- The paper introduces an innovative AI-CL method combining convolutional adapters and frequency-time factorized attention to efficiently mitigate catastrophic forgetting in audio classifiers.
- The method reduces trainable parameters to under 5% of full fine-tuning while maintaining comparable performance on benchmarks like ESC-50 and SpeechCommandsV2.
- Frequency-Time factorized Attention alleviates the quadratic complexity of self-attention, enabling scalable processing of long-duration audio spectrograms.
This paper introduces a novel approach to continual learning for audio classifiers by proposing an efficient adaptation to Audio Spectrogram Transformers (AST). The approach aims to address parameter and computational inefficiencies through the introduction of Adapter Incremental Continual Learning (AI-CL) with Convolutional Adapters and novel Frequency-Time factorized Attention (FTA).
Introduction
Continual learning within the scope of audio classification poses unique challenges, primarily due to the risk of catastrophic forgetting. This phenomenon occurs when a neural network, being fine-tuned for a new task, loses its ability to perform earlier tasks. The paper proposes a Task Incremental Continual Learning (TI-CL) approach by employing AST, which has achieved superior results in audio classification benchmarks. However, AST's complexity leads to parameter inefficiency when fully fine-tuned for sequential tasks and computational inefficiency due to its self-attention mechanism.
To overcome these issues, a Parameter Efficient Transfer (PET) method is explored through Convolutional Adapters, enabling significant reduction in trainable parameters. The paper further introduces Frequency-Time factorized Attention to address the computational load associated with the transformer’s self-attention mechanism.
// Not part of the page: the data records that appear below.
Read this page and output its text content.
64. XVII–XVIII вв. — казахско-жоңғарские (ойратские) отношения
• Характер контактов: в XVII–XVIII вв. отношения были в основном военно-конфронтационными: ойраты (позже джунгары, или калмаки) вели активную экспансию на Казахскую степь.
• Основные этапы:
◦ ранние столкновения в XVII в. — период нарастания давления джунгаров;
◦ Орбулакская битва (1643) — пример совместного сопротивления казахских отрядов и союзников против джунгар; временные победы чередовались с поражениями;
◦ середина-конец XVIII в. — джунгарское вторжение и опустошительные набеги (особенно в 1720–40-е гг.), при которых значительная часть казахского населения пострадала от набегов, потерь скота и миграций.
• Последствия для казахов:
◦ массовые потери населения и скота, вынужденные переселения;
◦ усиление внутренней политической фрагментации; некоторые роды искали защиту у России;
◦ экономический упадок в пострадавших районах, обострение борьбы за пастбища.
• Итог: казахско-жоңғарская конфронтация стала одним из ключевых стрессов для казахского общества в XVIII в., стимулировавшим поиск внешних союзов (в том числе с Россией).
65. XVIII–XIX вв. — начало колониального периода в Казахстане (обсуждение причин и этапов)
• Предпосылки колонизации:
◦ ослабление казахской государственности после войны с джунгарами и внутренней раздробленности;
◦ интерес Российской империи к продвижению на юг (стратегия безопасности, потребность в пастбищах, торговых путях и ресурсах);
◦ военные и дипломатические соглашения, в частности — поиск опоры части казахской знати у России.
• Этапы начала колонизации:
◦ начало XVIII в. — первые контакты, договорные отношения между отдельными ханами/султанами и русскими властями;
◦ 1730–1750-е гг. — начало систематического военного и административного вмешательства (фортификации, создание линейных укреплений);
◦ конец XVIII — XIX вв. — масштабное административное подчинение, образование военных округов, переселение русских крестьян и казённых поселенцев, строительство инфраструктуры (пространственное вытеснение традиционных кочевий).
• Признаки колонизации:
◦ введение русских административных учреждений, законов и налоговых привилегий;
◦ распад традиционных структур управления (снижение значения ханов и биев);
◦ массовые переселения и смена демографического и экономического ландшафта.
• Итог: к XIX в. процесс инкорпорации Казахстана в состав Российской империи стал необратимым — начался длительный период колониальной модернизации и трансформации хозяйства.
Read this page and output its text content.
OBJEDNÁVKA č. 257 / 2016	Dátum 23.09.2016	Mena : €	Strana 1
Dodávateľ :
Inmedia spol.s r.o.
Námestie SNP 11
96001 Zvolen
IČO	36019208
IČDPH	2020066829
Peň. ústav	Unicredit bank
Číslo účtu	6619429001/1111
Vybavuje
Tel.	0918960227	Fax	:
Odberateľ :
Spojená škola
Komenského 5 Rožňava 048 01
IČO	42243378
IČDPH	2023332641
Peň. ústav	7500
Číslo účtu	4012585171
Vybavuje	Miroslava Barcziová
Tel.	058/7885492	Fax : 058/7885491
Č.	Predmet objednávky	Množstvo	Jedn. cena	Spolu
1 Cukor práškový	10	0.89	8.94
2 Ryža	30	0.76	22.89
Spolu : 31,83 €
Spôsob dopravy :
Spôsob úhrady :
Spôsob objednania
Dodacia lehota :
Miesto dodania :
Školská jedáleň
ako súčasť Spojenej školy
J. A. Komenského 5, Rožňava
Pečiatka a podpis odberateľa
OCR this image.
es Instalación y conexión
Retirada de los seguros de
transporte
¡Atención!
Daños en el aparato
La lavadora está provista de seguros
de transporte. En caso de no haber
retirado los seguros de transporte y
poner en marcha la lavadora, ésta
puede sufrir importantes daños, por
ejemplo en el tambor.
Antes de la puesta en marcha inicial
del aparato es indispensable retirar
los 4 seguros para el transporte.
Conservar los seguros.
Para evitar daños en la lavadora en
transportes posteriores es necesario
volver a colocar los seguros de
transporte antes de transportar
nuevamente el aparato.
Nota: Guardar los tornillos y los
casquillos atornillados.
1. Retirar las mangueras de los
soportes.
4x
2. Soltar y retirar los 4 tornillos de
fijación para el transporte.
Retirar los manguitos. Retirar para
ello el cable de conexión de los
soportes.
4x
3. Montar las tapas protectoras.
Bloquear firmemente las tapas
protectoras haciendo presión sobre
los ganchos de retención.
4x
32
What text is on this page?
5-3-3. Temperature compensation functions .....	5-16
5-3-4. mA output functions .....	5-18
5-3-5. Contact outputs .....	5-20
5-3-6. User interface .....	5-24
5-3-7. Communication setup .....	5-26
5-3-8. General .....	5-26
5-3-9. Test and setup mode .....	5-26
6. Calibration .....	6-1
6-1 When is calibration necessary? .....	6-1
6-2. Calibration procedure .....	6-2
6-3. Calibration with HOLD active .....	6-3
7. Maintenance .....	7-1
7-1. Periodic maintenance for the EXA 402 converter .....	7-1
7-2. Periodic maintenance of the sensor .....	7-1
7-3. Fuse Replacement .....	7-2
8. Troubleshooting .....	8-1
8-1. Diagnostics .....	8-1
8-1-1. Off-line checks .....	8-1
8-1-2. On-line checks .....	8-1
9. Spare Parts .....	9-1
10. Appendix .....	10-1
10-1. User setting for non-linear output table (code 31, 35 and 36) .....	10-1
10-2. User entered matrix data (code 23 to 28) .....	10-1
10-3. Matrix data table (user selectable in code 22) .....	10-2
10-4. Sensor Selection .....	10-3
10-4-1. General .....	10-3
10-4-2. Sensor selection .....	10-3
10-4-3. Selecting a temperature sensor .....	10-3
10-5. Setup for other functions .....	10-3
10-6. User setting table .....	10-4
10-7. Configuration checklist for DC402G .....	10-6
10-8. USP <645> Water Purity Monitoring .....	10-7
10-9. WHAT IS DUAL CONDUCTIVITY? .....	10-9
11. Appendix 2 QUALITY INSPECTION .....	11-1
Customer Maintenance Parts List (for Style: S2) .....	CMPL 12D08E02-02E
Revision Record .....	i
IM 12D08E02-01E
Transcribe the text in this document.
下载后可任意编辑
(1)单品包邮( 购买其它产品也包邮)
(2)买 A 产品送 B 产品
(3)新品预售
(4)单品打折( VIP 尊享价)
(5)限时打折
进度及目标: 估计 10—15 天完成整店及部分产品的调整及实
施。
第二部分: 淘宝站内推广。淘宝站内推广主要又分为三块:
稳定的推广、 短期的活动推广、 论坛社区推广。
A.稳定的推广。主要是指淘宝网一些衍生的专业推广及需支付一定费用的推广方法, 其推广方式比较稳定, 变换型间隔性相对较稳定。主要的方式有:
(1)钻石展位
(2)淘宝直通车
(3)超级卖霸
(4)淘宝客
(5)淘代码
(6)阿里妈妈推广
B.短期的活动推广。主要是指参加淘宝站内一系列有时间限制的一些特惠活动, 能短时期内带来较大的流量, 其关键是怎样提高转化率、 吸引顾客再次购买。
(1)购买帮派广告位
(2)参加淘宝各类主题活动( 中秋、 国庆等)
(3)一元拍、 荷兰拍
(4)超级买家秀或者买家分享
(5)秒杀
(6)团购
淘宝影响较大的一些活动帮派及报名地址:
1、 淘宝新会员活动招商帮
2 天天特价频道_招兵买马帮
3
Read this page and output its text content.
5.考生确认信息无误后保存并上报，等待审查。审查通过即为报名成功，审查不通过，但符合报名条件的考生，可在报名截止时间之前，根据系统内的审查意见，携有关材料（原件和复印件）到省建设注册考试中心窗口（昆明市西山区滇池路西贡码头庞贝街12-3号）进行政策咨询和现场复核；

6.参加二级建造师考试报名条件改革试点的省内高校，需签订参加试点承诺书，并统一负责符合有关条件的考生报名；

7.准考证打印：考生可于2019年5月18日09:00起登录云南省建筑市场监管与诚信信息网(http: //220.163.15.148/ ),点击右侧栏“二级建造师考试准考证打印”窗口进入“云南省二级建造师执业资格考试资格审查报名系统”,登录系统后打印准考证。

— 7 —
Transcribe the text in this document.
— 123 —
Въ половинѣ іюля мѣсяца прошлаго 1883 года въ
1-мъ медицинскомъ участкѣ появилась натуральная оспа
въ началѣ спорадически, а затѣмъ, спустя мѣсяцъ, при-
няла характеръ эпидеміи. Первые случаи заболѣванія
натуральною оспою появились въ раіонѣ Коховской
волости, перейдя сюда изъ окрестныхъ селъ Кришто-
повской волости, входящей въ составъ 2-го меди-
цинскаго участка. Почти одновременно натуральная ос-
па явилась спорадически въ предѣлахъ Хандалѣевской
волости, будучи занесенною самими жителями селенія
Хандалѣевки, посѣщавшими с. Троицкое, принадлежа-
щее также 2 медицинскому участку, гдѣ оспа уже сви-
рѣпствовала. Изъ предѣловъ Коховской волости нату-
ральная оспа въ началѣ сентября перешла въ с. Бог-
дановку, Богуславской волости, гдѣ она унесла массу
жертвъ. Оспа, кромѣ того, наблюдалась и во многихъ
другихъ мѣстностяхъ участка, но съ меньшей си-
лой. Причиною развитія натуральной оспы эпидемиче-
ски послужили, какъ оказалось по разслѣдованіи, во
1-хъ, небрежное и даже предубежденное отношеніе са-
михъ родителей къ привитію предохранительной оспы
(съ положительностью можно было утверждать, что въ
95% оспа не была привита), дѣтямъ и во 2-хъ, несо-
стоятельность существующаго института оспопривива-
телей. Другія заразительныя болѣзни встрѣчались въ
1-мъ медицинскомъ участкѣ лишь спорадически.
Figure 1: Adapter Incremental Continual Learning of Audio Spectrogram Transformers.
Continual Learning and Adaptation
The paper presents an exhaustive evaluation of various PET methods on AST through experiments on datasets like ESC-50 and SpeechCommandsV2. It particularly evaluates linear layers, LayerNorm tuning, BitFit, AdaptFormer, Prompt Tuning, LoRA, and ConvPass techniques. The study found that ConvPass yielded comparable performance to full fine-tuning on extensive datasets like SpeechCommandsV2 and even exceeded its performance on smaller datasets like ESC-50, all while utilizing less than 5% of the trainable parameters. These findings highlight the effectiveness of convolutional adapters in achieving parameter efficiency.
Frequency-Time Factorized Attention
The traditional self-attention mechanism in transformers exhibits quadratic computational complexity, which can be prohibitive when processing extensive spectrograms derived from lengthy audio. The paper's proposed Frequency-Time factorized Attention (FTA) mitigates this by factorizing attention, allowing tokens to attend separately to frequency and temporal tokens. This orthogonal factoring exploits the intrinsic structure of spectrograms, significantly reducing complexity.
Figure 2: Frequency-Time factorized Attention for a (yellow) token along the frequency and time axis.
Methodology and Results
The AI-CL approach is adeptly structured to balance the added complexity of continual learning tasks with minimized trainable parameter allocations. Particularly, each new task introduces a Convolutional Adapter, while the model backbone remains shared and frozen, ensuring minimal growth in model size. This strategy effectively prevents catastrophic forgetting, as shown in the contextual examples and experiments run on commonly used benchmarks for audio classification such as ESC-50 and SpeechCommandsV2.
The paper subsequently details the implementation of FTA, revealing its efficacy in maintaining accuracy akin to Global Self-Attention (GSA) but at reduced computational costs. This is especially advantageous in scenarios involving long-duration audios, exemplifying substantial efficiency improvements.
Figure 3: Performance of the AST model in TI-CL setup for three training modes.
Conclusion
The "Adapter Incremental Continual Learning of Efficient Audio Spectrogram Transformers" paper significantly contributes to the field by proposing practical methodologies to align parameter and compute efficiencies with the expanding horizons of continual learning. It systematically constructs a framework that elegantly integrates Convolutional Adapters with a novel attention mechanism to seamlessly handle the intricacies of sequential audio tasks. The benchmarks presented reaffirm the robust performance and adaptability of AST within the proposed AI-CL framework, suggesting promising trajectories for future developments in the implementation of scalable audio classification systems.